I guess there are a couple of good things about Macrium. 1) It can be faster to give you a decrypted system than Veracrypt's decrypting process. To do it, in Windows, run Macrium Reflect, backup your system, which will now be in an image file but unencrypted, then write it back. You probably want to save as forensic copy and not intelligent sector copy, just to be safe, and sometimes, if you use a different version to restore than the one you used to make an image, Windows won't boot and not even their "fix windows boot problems" will fix it, but using the veracrypt rescue disk to write back the windows binaries (or however they put it), then that will work.
2) Not just that, but when you use macrium to write to an image file and then write back, it changes the sector size from 512 bytes to 4096, which I think speeds things up.

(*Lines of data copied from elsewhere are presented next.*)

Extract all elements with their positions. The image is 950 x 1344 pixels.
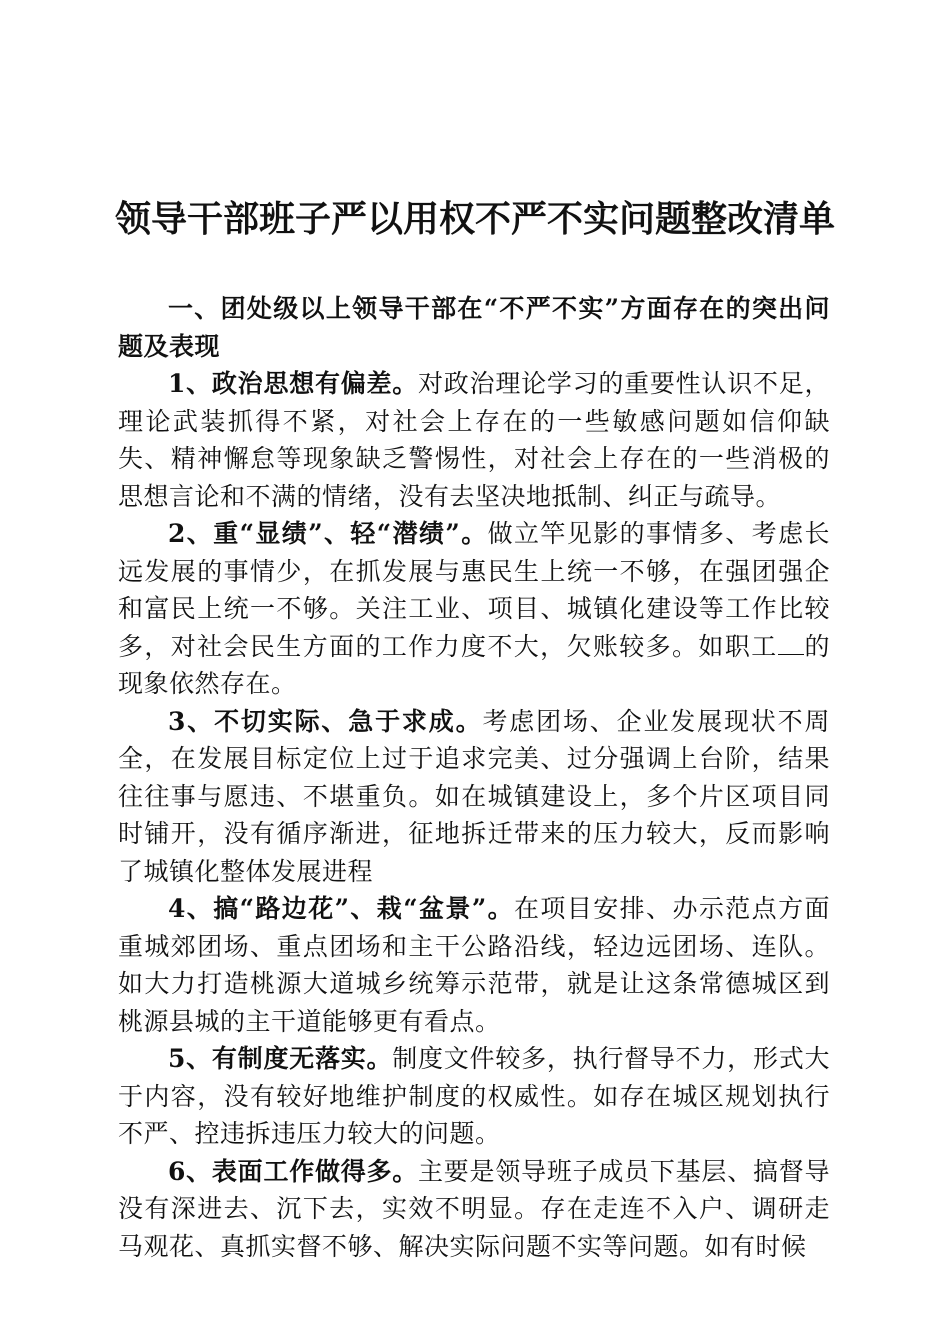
blank-underline (778, 634, 804, 655)
list-item (118, 890, 830, 1040)
list-item (118, 365, 830, 515)
item-lead: 1、政治思想有偏差。 (168, 369, 419, 398)
list-item (118, 1040, 830, 1153)
item-text: 对政治理论学习的重要性认识不足，理论武装抓得不紧，对社会上存在的一些敏感问题如信仰缺失、精神懈怠等现象缺乏警惕性，对社会上存在的一些消极的思想言论和不满的情绪，没有去坚决地抵制、纠正与疏导。 (118, 369, 830, 511)
document-title: 领导干部班子严以用权不严不实问题整改清单 (114, 198, 835, 240)
item-lead: 6、表面工作做得多。 (168, 1156, 419, 1186)
item-lead: 5、有制度无落实。 (168, 1044, 393, 1073)
item-text: 考虑团场、企业发展现状不周全，在发展目标定位上过于追求完美、过分强调上台阶，结果往往事与愿违、不堪重负。如在城镇建设上，多个片区项目同时铺开，没有循序渐进，征地拆迁带来的压力较大，反而影响了城镇化整体发展进程 (118, 706, 830, 886)
item-text-after-blank: 的现象依然存在。 (118, 631, 830, 698)
list-item (118, 703, 830, 891)
section-heading: 一、团处级以上领导干部在“不严不实”方面存在的突出问题及表现 (118, 294, 830, 361)
item-text: 制度文件较多，执行督导不力，形式大于内容，没有较好地维护制度的权威性。如存在城区规划执行不严、控违拆违压力较大的问题。 (118, 1044, 830, 1148)
item-text: 做立竿见影的事情多、考虑长远发展的事情少，在抓发展与惠民生上统一不够，在强团强企和富民上统一不够。关注工业、项目、城镇化建设等工作比较多，对社会民生方面的工作力度不大，欠账较多。如职工 (118, 519, 830, 661)
item-text: 在项目安排、办示范点方面重城郊团场、重点团场和主干公路沿线，轻边远团场、连队。如大力打造桃源大道城乡统筹示范带，就是让这条常德城区到桃源县城的主干道能够更有看点。 (118, 894, 830, 1036)
item-lead: 3、不切实际、急于求成。 (168, 706, 483, 736)
item-lead: 2、重“显绩”、轻“潜绩”。 (168, 519, 488, 548)
list-item (118, 515, 830, 703)
item-text: 主要是领导班子成员下基层、搞督导没有深进去、沉下去，实效不明显。存在走连不入户、调研走马观花、真抓实督不够、解决实际问题不实等问题。如有时候 (118, 1156, 830, 1261)
document-body (118, 290, 830, 1265)
item-lead: 4、搞“路边花”、栽“盆景”。 (168, 894, 515, 923)
list-item (118, 1153, 830, 1266)
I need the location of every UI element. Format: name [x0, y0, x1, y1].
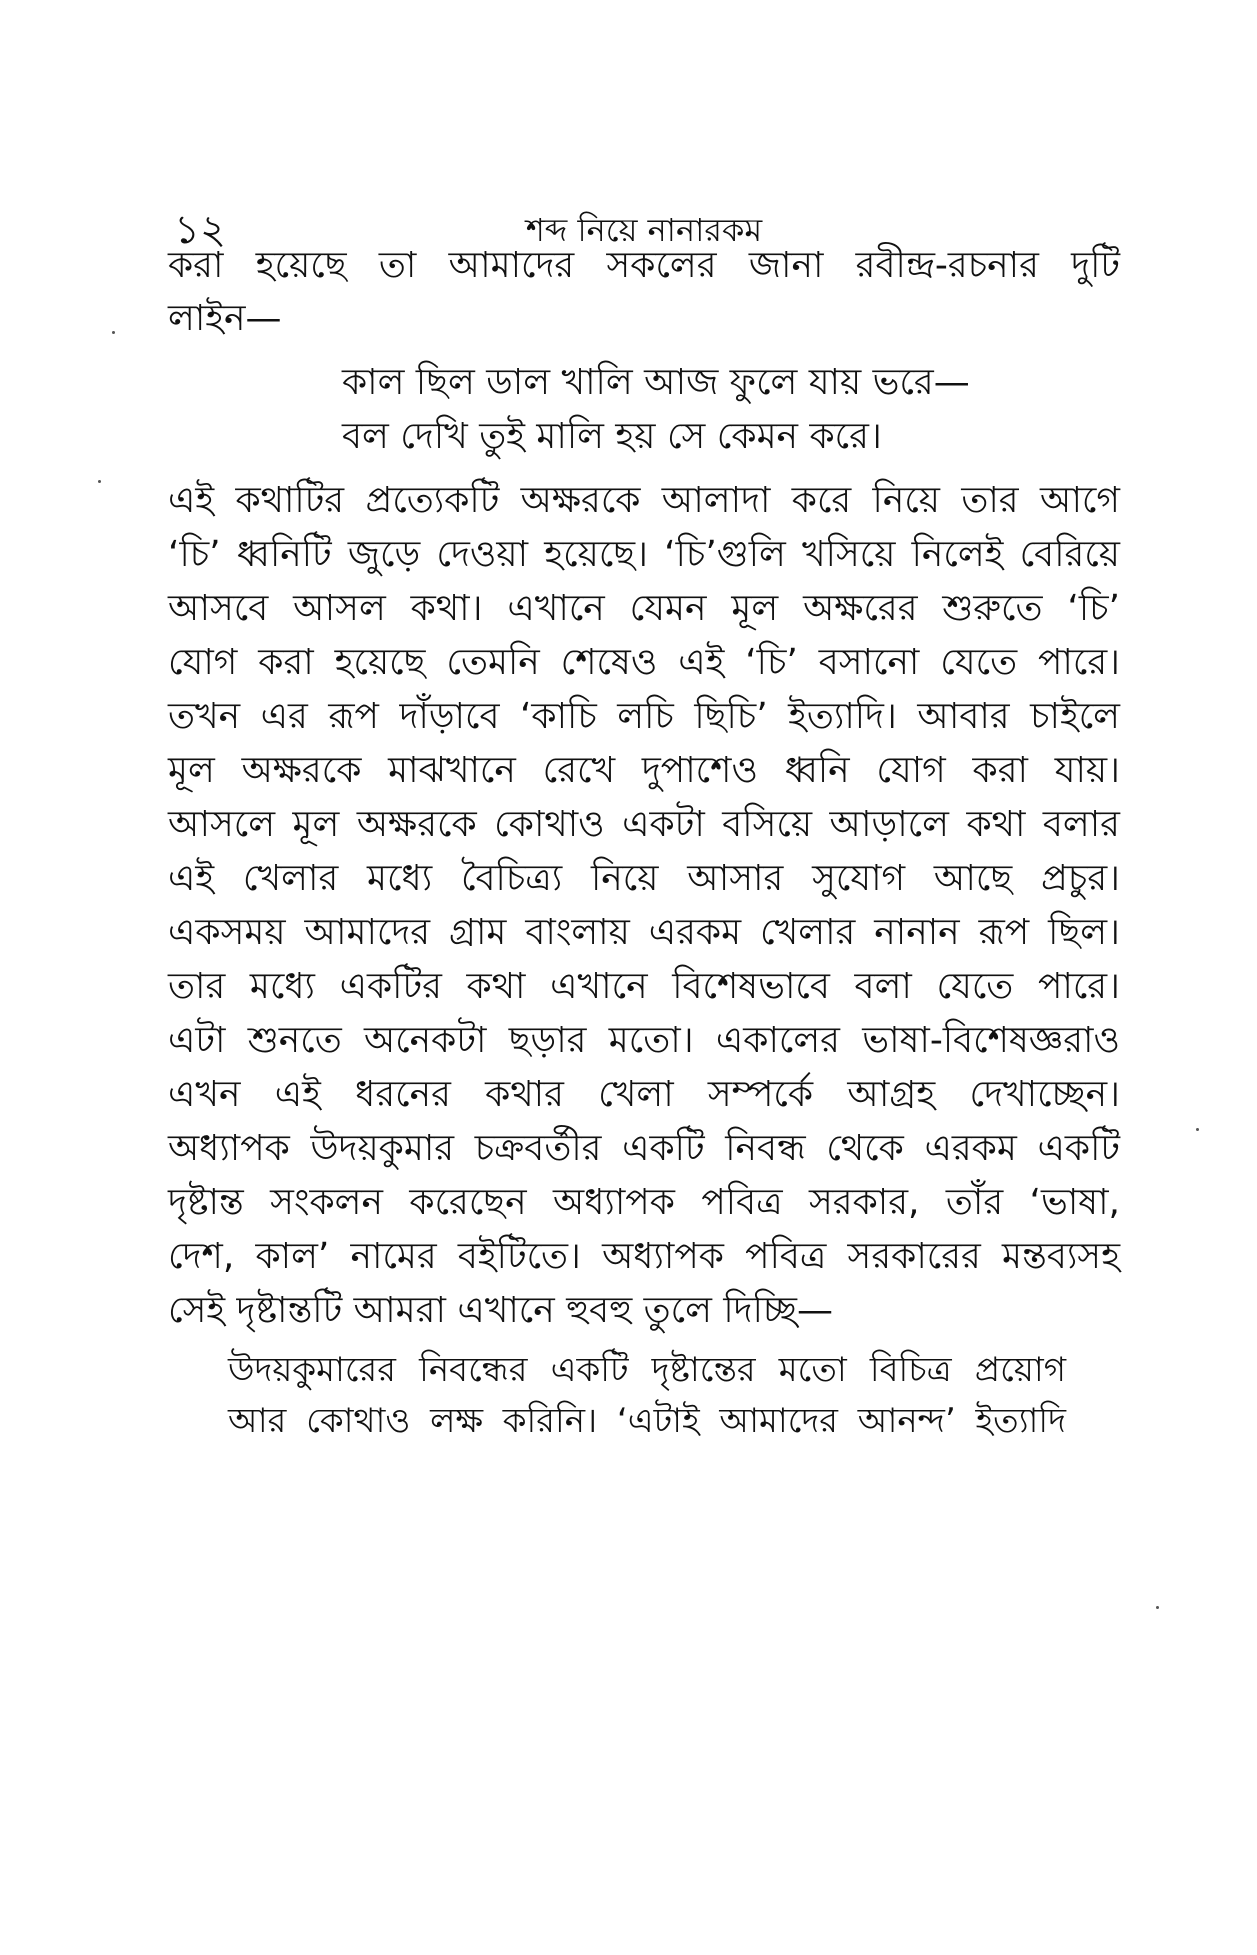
paragraph-2-line: মূল অক্ষরকে মাঝখানে রেখে দুপাশেও ধ্বনি যোগ করা যায়। [168, 750, 1120, 791]
paragraph-2-line: আসবে আসল কথা। এখানে যেমন মূল অক্ষরের শুরুতে ‘চি’ [168, 588, 1120, 629]
paragraph-2-line: ‘চি’ ধ্বনিটি জুড়ে দেওয়া হয়েছে। ‘চি’গুলি খসিয়ে নিলেই বেরিয়ে [168, 534, 1120, 575]
paragraph-2-line: দেশ, কাল’ নামের বইটিতে। অধ্যাপক পবিত্র সরকারের মন্তব্যসহ [168, 1236, 1120, 1277]
paragraph-2-line: যোগ করা হয়েছে তেমনি শেষেও এই ‘চি’ বসানো যেতে পারে। [168, 642, 1120, 683]
paragraph-2-line: অধ্যাপক উদয়কুমার চক্রবর্তীর একটি নিবন্ধ থেকে এরকম একটি [168, 1128, 1120, 1169]
paragraph-2-line: তখন এর রূপ দাঁড়াবে ‘কাচি লচি ছিচি’ ইত্যাদি। আবার চাইলে [168, 696, 1120, 737]
page-number: ১২ [174, 207, 226, 253]
running-title: শব্দ নিয়ে নানারকম [525, 211, 763, 249]
paragraph-1-line: করা হয়েছে তা আমাদের সকলের জানা রবীন্দ্র-রচনার দুটি [168, 245, 1120, 286]
paragraph-2-line: আসলে মূল অক্ষরকে কোথাও একটা বসিয়ে আড়ালে কথা বলার [168, 804, 1120, 845]
paragraph-1-line: লাইন— [168, 298, 282, 339]
paragraph-2-line: একসময় আমাদের গ্রাম বাংলায় এরকম খেলার নানান রূপ ছিল। [168, 912, 1120, 953]
print-speck [1196, 1128, 1199, 1131]
paragraph-2-line: এটা শুনতে অনেকটা ছড়ার মতো। একালের ভাষা-বিশেষজ্ঞরাও [168, 1020, 1120, 1061]
verse-line: কাল ছিল ডাল খালি আজ ফুলে যায় ভরে— [342, 362, 970, 403]
print-speck [98, 480, 101, 483]
paragraph-2-line: দৃষ্টান্ত সংকলন করেছেন অধ্যাপক পবিত্র সরকার, তাঁর ‘ভাষা, [168, 1182, 1120, 1223]
quote-line: উদয়কুমারের নিবন্ধের একটি দৃষ্টান্তের মতো বিচিত্র প্রয়োগ [228, 1350, 1066, 1390]
quote-line: আর কোথাও লক্ষ করিনি। ‘এটাই আমাদের আনন্দ’ ইত্যাদি [228, 1401, 1066, 1441]
paragraph-2-line: এই কথাটির প্রত্যেকটি অক্ষরকে আলাদা করে নিয়ে তার আগে [168, 480, 1120, 521]
print-speck [112, 331, 115, 334]
paragraph-2-line: এখন এই ধরনের কথার খেলা সম্পর্কে আগ্রহ দেখাচ্ছেন। [168, 1074, 1120, 1115]
print-speck [1156, 1606, 1159, 1609]
verse-line: বল দেখি তুই মালি হয় সে কেমন করে। [342, 416, 882, 457]
paragraph-2-line: সেই দৃষ্টান্তটি আমরা এখানে হুবহু তুলে দিচ্ছি— [168, 1290, 833, 1331]
paragraph-2-line: এই খেলার মধ্যে বৈচিত্র্য নিয়ে আসার সুযোগ আছে প্রচুর। [168, 858, 1120, 899]
paragraph-2-line: তার মধ্যে একটির কথা এখানে বিশেষভাবে বলা যেতে পারে। [168, 966, 1120, 1007]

Recently, win7 using vera 1.25.9. I used mac reflect to write intelligent sector copy to external drive image, then write back, turning ssd trim off. At the vera boot screen, entered password, was accepted, but then windows said "Error: No bootable partition found". When I restarted, at the vera screen, just pressed Esc, and windows booted fine. Weird.
Mind you, I was decrypting veracrypt 1.60 using Camellia-sha512, and the system froze! I've also had the system freeze that wasn't even encrypted, so it's a problem with the driver itself or the Veracrypt program. Truthfully, because I didn't know if one or more of my files were now buggered, I decided to use Macrium to quickly make an exact forensic copy backup, and then write it back, just in case the system froze again. But that's important - to make it a forensic copy.